3. Is there such a thing as momentum in NASCAR? Or is it impossible because the course types change so often and play to varied strengths? Reddick is 18-to-1 and in the middle of odds for Richmond; the usual favorites are Byron and Larson. If Reddick didn’t win last week, would he have been 22-1? Or was he always going to be 18-1 here?

Jeff: Reddick might have gotten a little bump from winning last week, but he was never going to be one of the favorites for Richmond (where he has no top-10s in five career starts). Overall though, momentum is a difficult beast to wrestle in NASCAR. As you suggested, it’s due to the changing track types. Last week was a road course, but now there won’t be another one for two and a half months. The Las Vegas race on a 1.5-mile oval earlier this month might have showed who has strength on intermediate tracks, but now there isn’t another one until May 7 (Kansas). With such a variation in track type, it’s difficult to find consistency from week to week unless a team is just that much faster than the field.

Jordan: From this perspective, momentum is about the confidence that winning and running well consistently instills in a team where they know if they are on their game they are good enough to beat anyone. If a team feels confident in what they’re doing leading into a race that often translates to success on Sundays.

4. Who is a long shot you like this week?

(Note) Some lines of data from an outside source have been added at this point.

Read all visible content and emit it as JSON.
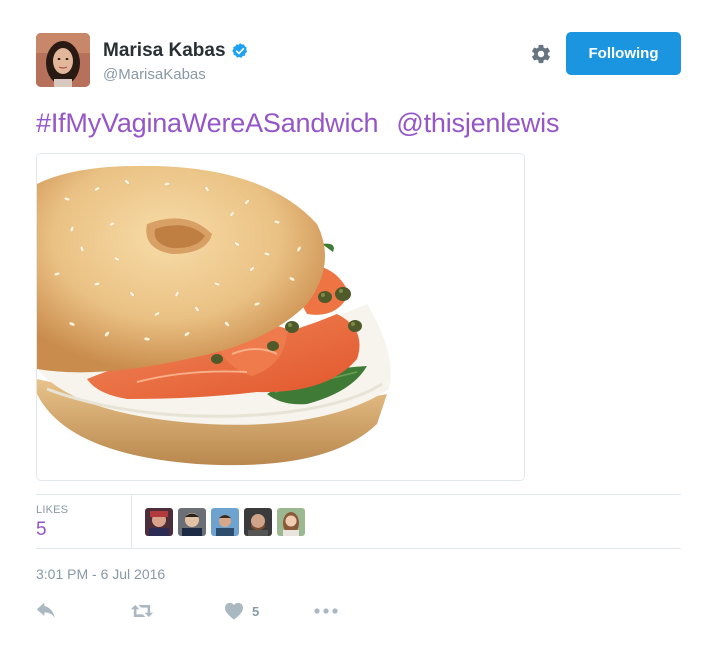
{
  "author": {
    "display_name": "Marisa Kabas",
    "handle": "@MarisaKabas",
    "verified": true
  },
  "follow_button": {
    "label": "Following"
  },
  "tweet": {
    "hashtag": "#IfMyVaginaWereASandwich",
    "mention": "@thisjenlewis",
    "media_description": "bagel-with-lox-image"
  },
  "stats": {
    "likes_label": "LIKES",
    "likes_count": "5",
    "likers_count": 5
  },
  "timestamp": "3:01 PM - 6 Jul 2016",
  "actions": {
    "reply_icon": "reply-icon",
    "retweet_icon": "retweet-icon",
    "like_icon": "heart-icon",
    "like_count": "5",
    "more_icon": "more-icon"
  },
  "colors": {
    "link": "#9456c8",
    "follow_button_bg": "#1b95e0",
    "muted": "#8899a6",
    "verified": "#1da1f2"
  }
}
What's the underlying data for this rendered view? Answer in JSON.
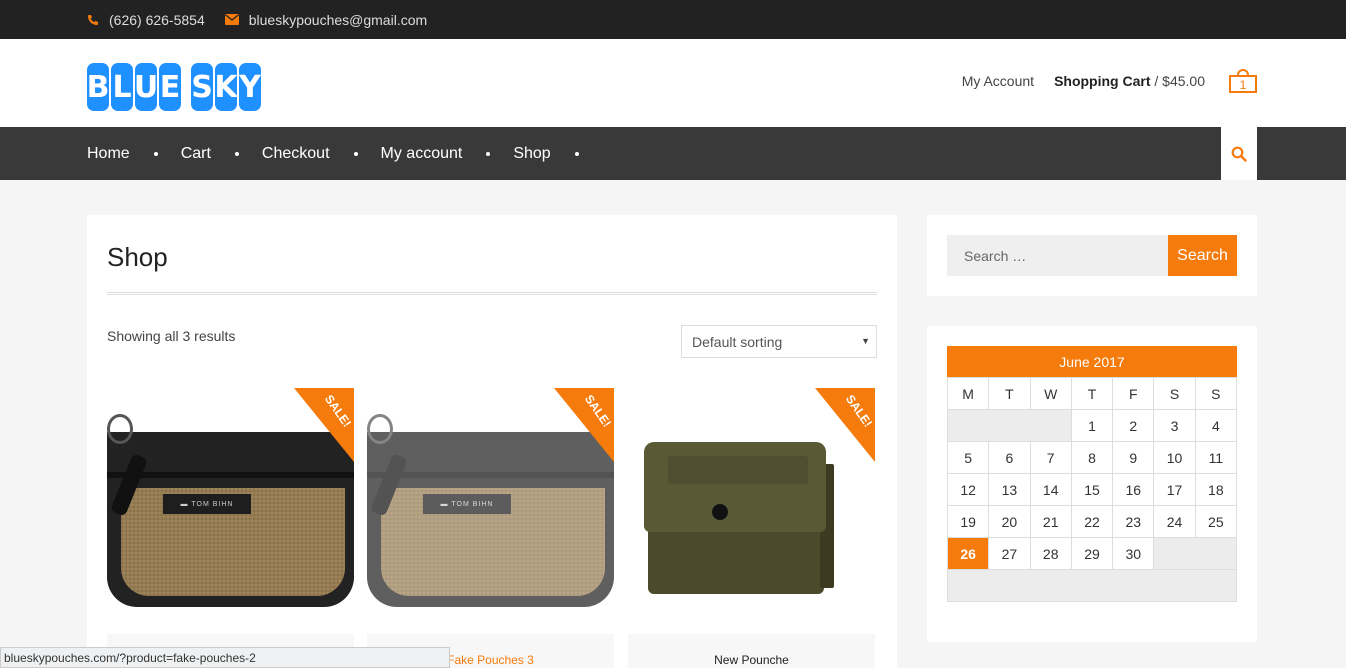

Jeff: It’s going to be difficult for any longshot to win at Richmond, which should be a track that favors the usual suspects. I’d be hesitant to pick a driver outside of Hendrick Motorsports, Joe Gibbs Racing or Team Penske (although Kyle Busch or Kevin Harvick could get it done as well). That said, it might be at least worth taking at look at Aric Almirola (+6000), who counts Richmond as his best track (with a minimum of three starts) in terms of average finish (14.9). Almirola also has eight top-10s at Richmond, more than any track except for Talladega (nine).

Jordan: A name to watch Sunday is Austin Dillon. The Richard Childress Racing driver has five top‐10 finishes in the past eight Richmond races, including a near win in the fall 2020 race. It’s also not a reach to think new RCR teammate Kyle Busch, whose six Richmond wins leads all active drivers, will help Dillon better figure the Virginia short track.

NOOB QUESTION OF THE WEEK

The question askers here have not been shy about our love for Daniel Suárez. And Ross Chastain ruined a possible win for us. They’re teammates and he was steamed at Chastain after – is this now going to simmer all season? Or have they made up? And is Chastain now our enemy?

Jeff: Personally, I don’t think Chastain ruined the potential win.

…the question askers here have not been shy about our love for Daniel Suárez. And Ross Chastain ruined didn’t ruin a possible win for us. They’re teammates and he was steamed at Chastain after – is this now going to simmer all season? Or have they made up? And is Chastain now our enemy?

Jeff: It was already gone as soon as the caution came out, which then triggered the whole sequence of chaotic restarts and tossed a possible fuel mileage race out the window. Chastain races hard. but was doing what everyone else does on late-race restarts at road courses; from this view, Suárez overreacted out of frustration. Surely though, the feud will be quickly extinguished since teammates need to work together in an information exchange for both to run well.

Jordan: Both drivers know last week was a chaotic race where contact was near unavoidable during the sequence of late restarts, and anything that transpired between them was not deliberate. It would’ve been one thing Chastain intentionally shoved Suárez out of the way, but that didn’t happen; Suárez was just in the wrong spot at the wrong time when Chastain got into Alex Bowman. Any of the bad blood that festered at COTA should subside by the time the green flag waves on Sunday.